Safe Group: Revenue Up by 6.4%, but Net Loss of €4.1M
Safe Group announced a year of gradual structuring in 2025: revenue increased by 6.4% to €5.4M, gross margin improved by 14.2 points to 61%, and EBITDA, although still negative, decreased in absolute value by €3.7M. This operational improvement reflects the group's efforts in cost reduction and product mix optimization. However, this momentum masks a tense financial reality: the group remains at a net loss (€4.1M), has only €0.4M in cash, and shows negative equity of €10.2M, revealing the magnitude of the financial challenge despite commercial progress.
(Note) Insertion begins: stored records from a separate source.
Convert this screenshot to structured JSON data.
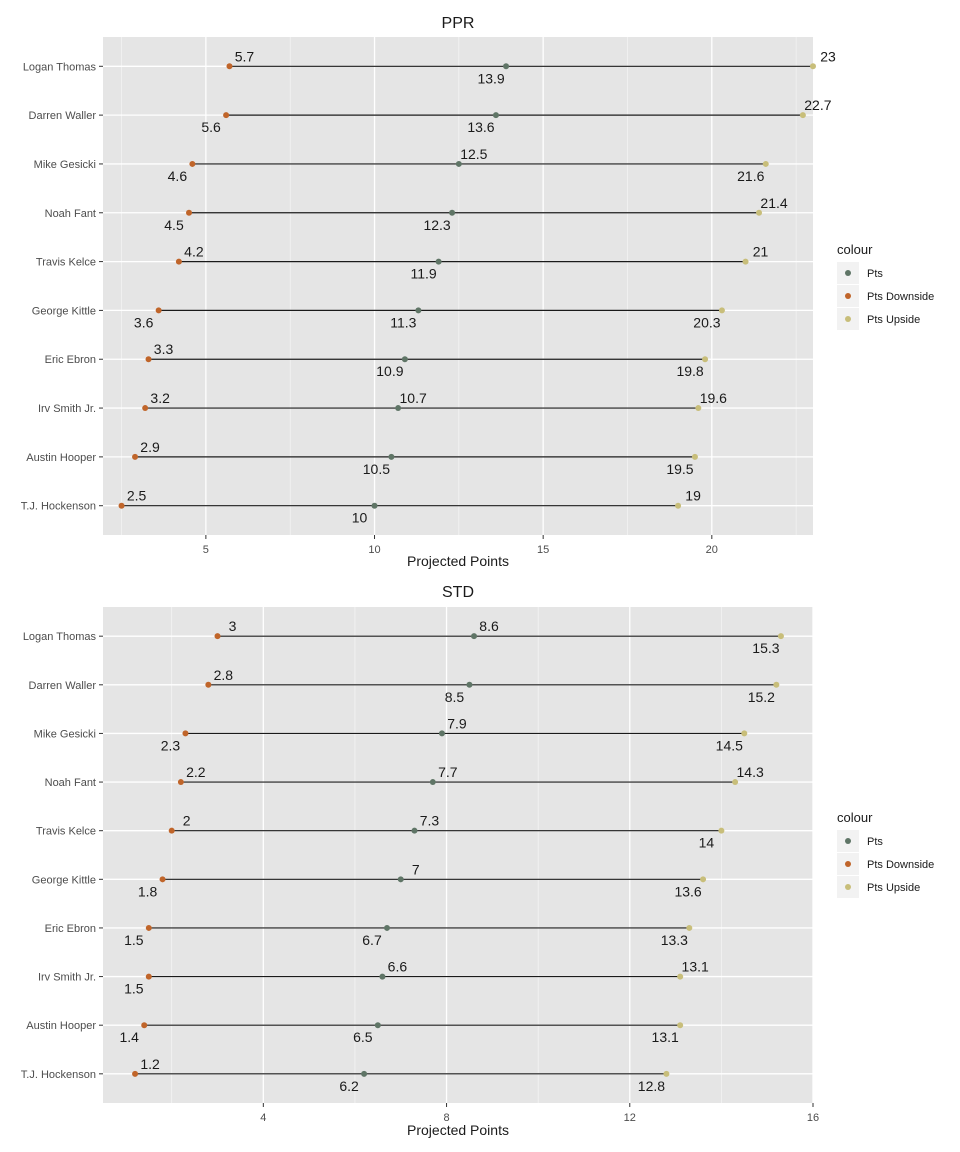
{
  "colors": {
    "Pts": "#5f7566",
    "Pts Downside": "#c0652a",
    "Pts Upside": "#c8be7a",
    "panel": "#e5e5e5",
    "grid": "#ffffff",
    "segment": "#1a1a1a"
  },
  "chart_data": [
    {
      "type": "dumbbell",
      "title": "PPR",
      "xlabel": "Projected Points",
      "ylabel": "",
      "xlim": [
        1.95,
        23.0
      ],
      "x_ticks": [
        5,
        10,
        15,
        20
      ],
      "grid": true,
      "legend": {
        "title": "colour",
        "position": "right",
        "entries": [
          "Pts",
          "Pts Downside",
          "Pts Upside"
        ]
      },
      "categories": [
        "Logan Thomas",
        "Darren Waller",
        "Mike Gesicki",
        "Noah Fant",
        "Travis Kelce",
        "George Kittle",
        "Eric Ebron",
        "Irv Smith Jr.",
        "Austin Hooper",
        "T.J. Hockenson"
      ],
      "series": [
        {
          "name": "Pts Downside",
          "values": [
            5.7,
            5.6,
            4.6,
            4.5,
            4.2,
            3.6,
            3.3,
            3.2,
            2.9,
            2.5
          ]
        },
        {
          "name": "Pts",
          "values": [
            13.9,
            13.6,
            12.5,
            12.3,
            11.9,
            11.3,
            10.9,
            10.7,
            10.5,
            10
          ]
        },
        {
          "name": "Pts Upside",
          "values": [
            23,
            22.7,
            21.6,
            21.4,
            21,
            20.3,
            19.8,
            19.6,
            19.5,
            19
          ]
        }
      ],
      "data_labels": {
        "Pts Downside": [
          "5.7",
          "5.6",
          "4.6",
          "4.5",
          "4.2",
          "3.6",
          "3.3",
          "3.2",
          "2.9",
          "2.5"
        ],
        "Pts": [
          "13.9",
          "13.6",
          "12.5",
          "12.3",
          "11.9",
          "11.3",
          "10.9",
          "10.7",
          "10.5",
          "10"
        ],
        "Pts Upside": [
          "23",
          "22.7",
          "21.6",
          "21.4",
          "21",
          "20.3",
          "19.8",
          "19.6",
          "19.5",
          "19"
        ]
      }
    },
    {
      "type": "dumbbell",
      "title": "STD",
      "xlabel": "Projected Points",
      "ylabel": "",
      "xlim": [
        0.5,
        16.0
      ],
      "x_ticks": [
        4,
        8,
        12,
        16
      ],
      "grid": true,
      "legend": {
        "title": "colour",
        "position": "right",
        "entries": [
          "Pts",
          "Pts Downside",
          "Pts Upside"
        ]
      },
      "categories": [
        "Logan Thomas",
        "Darren Waller",
        "Mike Gesicki",
        "Noah Fant",
        "Travis Kelce",
        "George Kittle",
        "Eric Ebron",
        "Irv Smith Jr.",
        "Austin Hooper",
        "T.J. Hockenson"
      ],
      "series": [
        {
          "name": "Pts Downside",
          "values": [
            3,
            2.8,
            2.3,
            2.2,
            2,
            1.8,
            1.5,
            1.5,
            1.4,
            1.2
          ]
        },
        {
          "name": "Pts",
          "values": [
            8.6,
            8.5,
            7.9,
            7.7,
            7.3,
            7,
            6.7,
            6.6,
            6.5,
            6.2
          ]
        },
        {
          "name": "Pts Upside",
          "values": [
            15.3,
            15.2,
            14.5,
            14.3,
            14,
            13.6,
            13.3,
            13.1,
            13.1,
            12.8
          ]
        }
      ],
      "data_labels": {
        "Pts Downside": [
          "3",
          "2.8",
          "2.3",
          "2.2",
          "2",
          "1.8",
          "1.5",
          "1.5",
          "1.4",
          "1.2"
        ],
        "Pts": [
          "8.6",
          "8.5",
          "7.9",
          "7.7",
          "7.3",
          "7",
          "6.7",
          "6.6",
          "6.5",
          "6.2"
        ],
        "Pts Upside": [
          "15.3",
          "15.2",
          "14.5",
          "14.3",
          "14",
          "13.6",
          "13.3",
          "13.1",
          "13.1",
          "12.8"
        ]
      }
    }
  ]
}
Revenue Increasing, Margins Under Control
Safe Group's revenue amounted to €5.4M compared to €5.0M in 2024, marking a 6.4% increase. This growth is driven by the development of ready-to-use devices for spinal surgery in Latin America and North America, confirming the success of the group's commercial deployment initiatives in these regions. The consolidated gross margin stands at €3.3M, representing 61% of the revenue, compared to 46.8% in 2024. This 14.2-point improvement reflects an optimization of the product mix, better valuation of solutions, and increased control over production costs.
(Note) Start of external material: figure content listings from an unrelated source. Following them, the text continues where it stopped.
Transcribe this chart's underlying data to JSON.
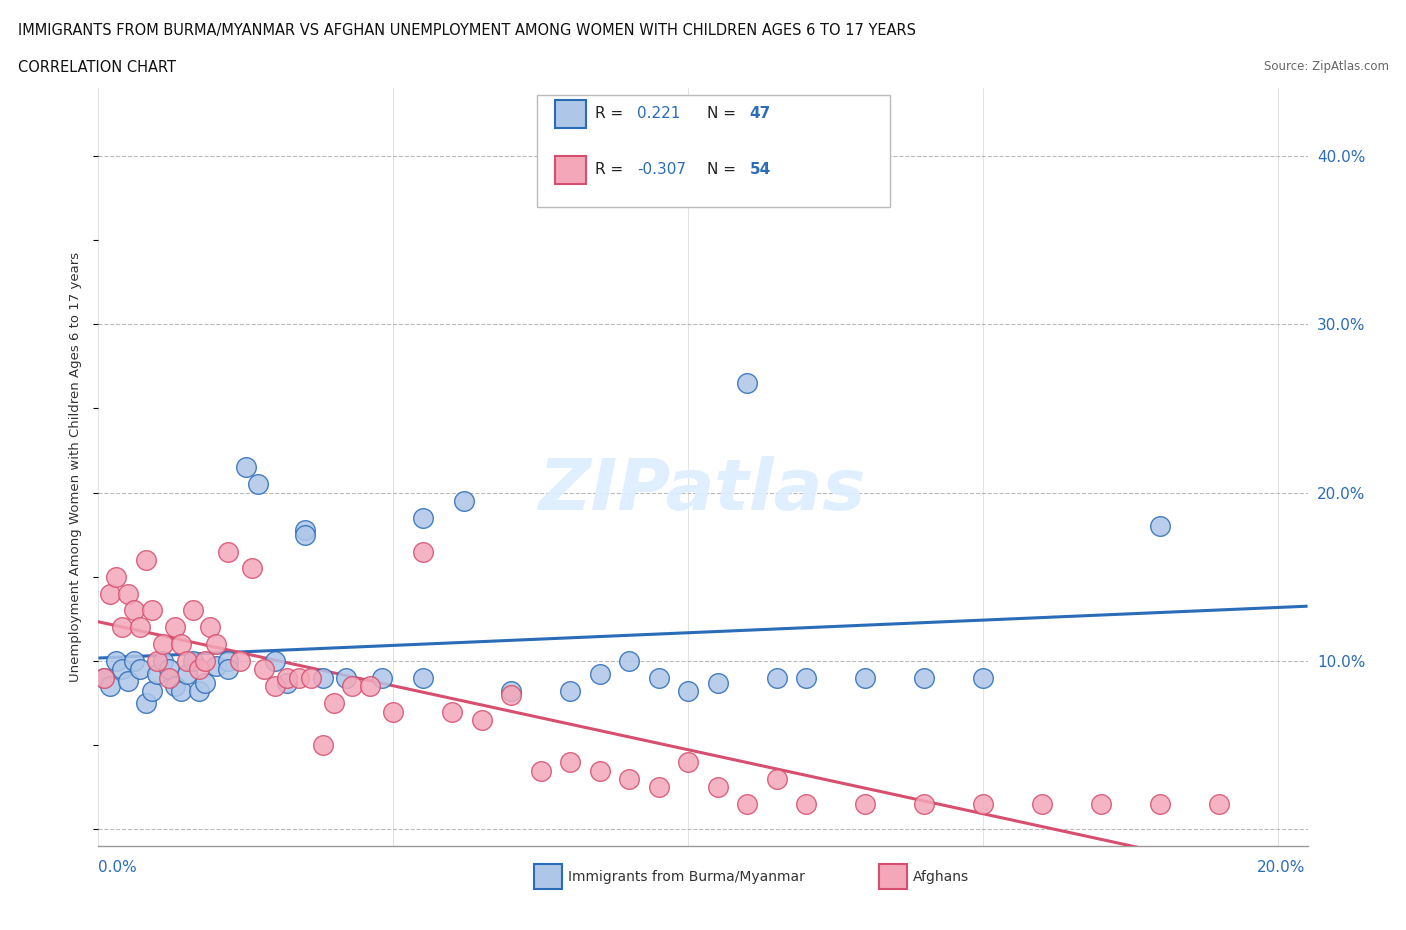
{
  "title_line1": "IMMIGRANTS FROM BURMA/MYANMAR VS AFGHAN UNEMPLOYMENT AMONG WOMEN WITH CHILDREN AGES 6 TO 17 YEARS",
  "title_line2": "CORRELATION CHART",
  "source": "Source: ZipAtlas.com",
  "ylabel": "Unemployment Among Women with Children Ages 6 to 17 years",
  "xlim": [
    0.0,
    0.205
  ],
  "ylim": [
    -0.01,
    0.44
  ],
  "yticks": [
    0.0,
    0.1,
    0.2,
    0.3,
    0.4
  ],
  "ytick_labels": [
    "",
    "10.0%",
    "20.0%",
    "30.0%",
    "40.0%"
  ],
  "burma_color": "#aec6e8",
  "afghan_color": "#f4a7b9",
  "burma_line_color": "#2b6cb8",
  "afghan_line_color": "#d64f6e",
  "burma_x": [
    0.001,
    0.002,
    0.003,
    0.004,
    0.005,
    0.006,
    0.007,
    0.008,
    0.009,
    0.01,
    0.011,
    0.012,
    0.013,
    0.014,
    0.015,
    0.016,
    0.017,
    0.018,
    0.02,
    0.022,
    0.025,
    0.027,
    0.03,
    0.032,
    0.035,
    0.038,
    0.042,
    0.048,
    0.055,
    0.062,
    0.07,
    0.08,
    0.085,
    0.09,
    0.095,
    0.1,
    0.105,
    0.11,
    0.115,
    0.12,
    0.13,
    0.14,
    0.15,
    0.055,
    0.035,
    0.022,
    0.18
  ],
  "burma_y": [
    0.09,
    0.085,
    0.1,
    0.095,
    0.088,
    0.1,
    0.095,
    0.075,
    0.082,
    0.092,
    0.1,
    0.095,
    0.085,
    0.082,
    0.092,
    0.1,
    0.082,
    0.087,
    0.097,
    0.1,
    0.215,
    0.205,
    0.1,
    0.087,
    0.178,
    0.09,
    0.09,
    0.09,
    0.09,
    0.195,
    0.082,
    0.082,
    0.092,
    0.1,
    0.09,
    0.082,
    0.087,
    0.265,
    0.09,
    0.09,
    0.09,
    0.09,
    0.09,
    0.185,
    0.175,
    0.095,
    0.18
  ],
  "afghan_x": [
    0.001,
    0.002,
    0.003,
    0.004,
    0.005,
    0.006,
    0.007,
    0.008,
    0.009,
    0.01,
    0.011,
    0.012,
    0.013,
    0.014,
    0.015,
    0.016,
    0.017,
    0.018,
    0.019,
    0.02,
    0.022,
    0.024,
    0.026,
    0.028,
    0.03,
    0.032,
    0.034,
    0.036,
    0.038,
    0.04,
    0.043,
    0.046,
    0.05,
    0.055,
    0.06,
    0.065,
    0.07,
    0.075,
    0.08,
    0.085,
    0.09,
    0.095,
    0.1,
    0.105,
    0.11,
    0.115,
    0.12,
    0.13,
    0.14,
    0.15,
    0.16,
    0.17,
    0.18,
    0.19
  ],
  "afghan_y": [
    0.09,
    0.14,
    0.15,
    0.12,
    0.14,
    0.13,
    0.12,
    0.16,
    0.13,
    0.1,
    0.11,
    0.09,
    0.12,
    0.11,
    0.1,
    0.13,
    0.095,
    0.1,
    0.12,
    0.11,
    0.165,
    0.1,
    0.155,
    0.095,
    0.085,
    0.09,
    0.09,
    0.09,
    0.05,
    0.075,
    0.085,
    0.085,
    0.07,
    0.165,
    0.07,
    0.065,
    0.08,
    0.035,
    0.04,
    0.035,
    0.03,
    0.025,
    0.04,
    0.025,
    0.015,
    0.03,
    0.015,
    0.015,
    0.015,
    0.015,
    0.015,
    0.015,
    0.015,
    0.015
  ]
}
EBITDA Significantly Improved Despite Deteriorated Financial Structure
EBITDA stands at negative €3.3M, compared to negative €7.1M in 2024, marking an improvement of €3.7M. This progress is explained by the revenue growth, gross margin improvement, and increased discipline in operating expenses: the group achieved a substantial reduction in fees and general expenses by approximately €2.3M. Operating income (EBIT) improved to negative €3.5M (compared to negative €10.2M in 2024), benefiting from a normalization of provisions after exceptional charges in 2024. However, the consolidated net result remains at a loss of €4.1M.
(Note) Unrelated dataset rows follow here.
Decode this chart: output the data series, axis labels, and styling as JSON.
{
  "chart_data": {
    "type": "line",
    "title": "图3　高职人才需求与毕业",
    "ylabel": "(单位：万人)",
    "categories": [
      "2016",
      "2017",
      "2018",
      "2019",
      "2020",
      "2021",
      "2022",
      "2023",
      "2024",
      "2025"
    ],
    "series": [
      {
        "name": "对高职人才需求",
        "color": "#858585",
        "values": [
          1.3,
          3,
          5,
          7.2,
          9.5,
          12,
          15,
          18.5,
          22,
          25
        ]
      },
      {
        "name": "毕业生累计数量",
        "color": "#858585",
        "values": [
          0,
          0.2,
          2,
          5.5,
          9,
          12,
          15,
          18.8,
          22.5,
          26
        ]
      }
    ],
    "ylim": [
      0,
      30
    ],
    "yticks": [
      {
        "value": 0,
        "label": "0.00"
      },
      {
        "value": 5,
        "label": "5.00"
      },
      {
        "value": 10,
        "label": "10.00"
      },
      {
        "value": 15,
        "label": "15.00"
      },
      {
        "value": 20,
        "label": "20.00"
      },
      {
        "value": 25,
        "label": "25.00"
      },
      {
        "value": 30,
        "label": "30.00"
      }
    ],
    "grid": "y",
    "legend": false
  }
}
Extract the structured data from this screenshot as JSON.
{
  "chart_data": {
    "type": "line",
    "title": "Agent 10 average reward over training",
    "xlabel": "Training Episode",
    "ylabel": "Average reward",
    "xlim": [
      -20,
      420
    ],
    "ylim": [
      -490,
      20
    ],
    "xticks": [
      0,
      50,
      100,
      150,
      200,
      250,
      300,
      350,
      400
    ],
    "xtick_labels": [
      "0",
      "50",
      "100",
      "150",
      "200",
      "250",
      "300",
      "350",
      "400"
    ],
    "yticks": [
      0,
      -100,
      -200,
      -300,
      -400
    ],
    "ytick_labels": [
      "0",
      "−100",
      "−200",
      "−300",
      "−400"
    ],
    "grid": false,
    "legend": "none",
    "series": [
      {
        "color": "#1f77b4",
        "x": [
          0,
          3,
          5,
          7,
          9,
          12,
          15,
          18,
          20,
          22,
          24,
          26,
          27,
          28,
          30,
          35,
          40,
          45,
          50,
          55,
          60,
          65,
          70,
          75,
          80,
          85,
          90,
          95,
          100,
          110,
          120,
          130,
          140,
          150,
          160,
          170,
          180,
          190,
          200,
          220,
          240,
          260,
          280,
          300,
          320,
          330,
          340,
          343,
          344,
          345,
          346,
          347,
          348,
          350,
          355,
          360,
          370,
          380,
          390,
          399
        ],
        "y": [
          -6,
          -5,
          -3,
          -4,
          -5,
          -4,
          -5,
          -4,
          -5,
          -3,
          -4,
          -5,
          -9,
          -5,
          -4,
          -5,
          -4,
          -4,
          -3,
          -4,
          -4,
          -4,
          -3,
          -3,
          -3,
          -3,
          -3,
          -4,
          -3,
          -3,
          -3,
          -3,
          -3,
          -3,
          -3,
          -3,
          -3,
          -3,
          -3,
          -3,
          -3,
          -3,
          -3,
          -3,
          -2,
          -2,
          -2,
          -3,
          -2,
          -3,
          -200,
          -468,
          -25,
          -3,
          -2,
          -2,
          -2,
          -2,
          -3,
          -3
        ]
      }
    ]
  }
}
Tight Cash Flow and Advanced Financing Discussions
Safe Group has a cash reserve of €0.4M as of December 31, 2025, barely higher than the €0.3M at the end of 2024. Gross financial debt reached €12.7M, mainly composed of bond loans (€9.0M). Consolidated equity is negative at €10.2M, reflecting the accumulated losses from a phase of commercial deployment. The group has visibility until the end of 2026 thanks to bond financing tranches received in 2025 (€3.8M) and 2026 (€0.8M). To secure continuity beyond December 2026, Safe Group has engaged in advanced discussions with Abo for structured financing. The group also expects a research tax credit of €250k for 2023. For 2026, the group sets four priorities: accelerate international deployment in Latin America and North America, develop new innovative solutions, break into the interventional radiology market with the Sycamore device, and continue operational improvement.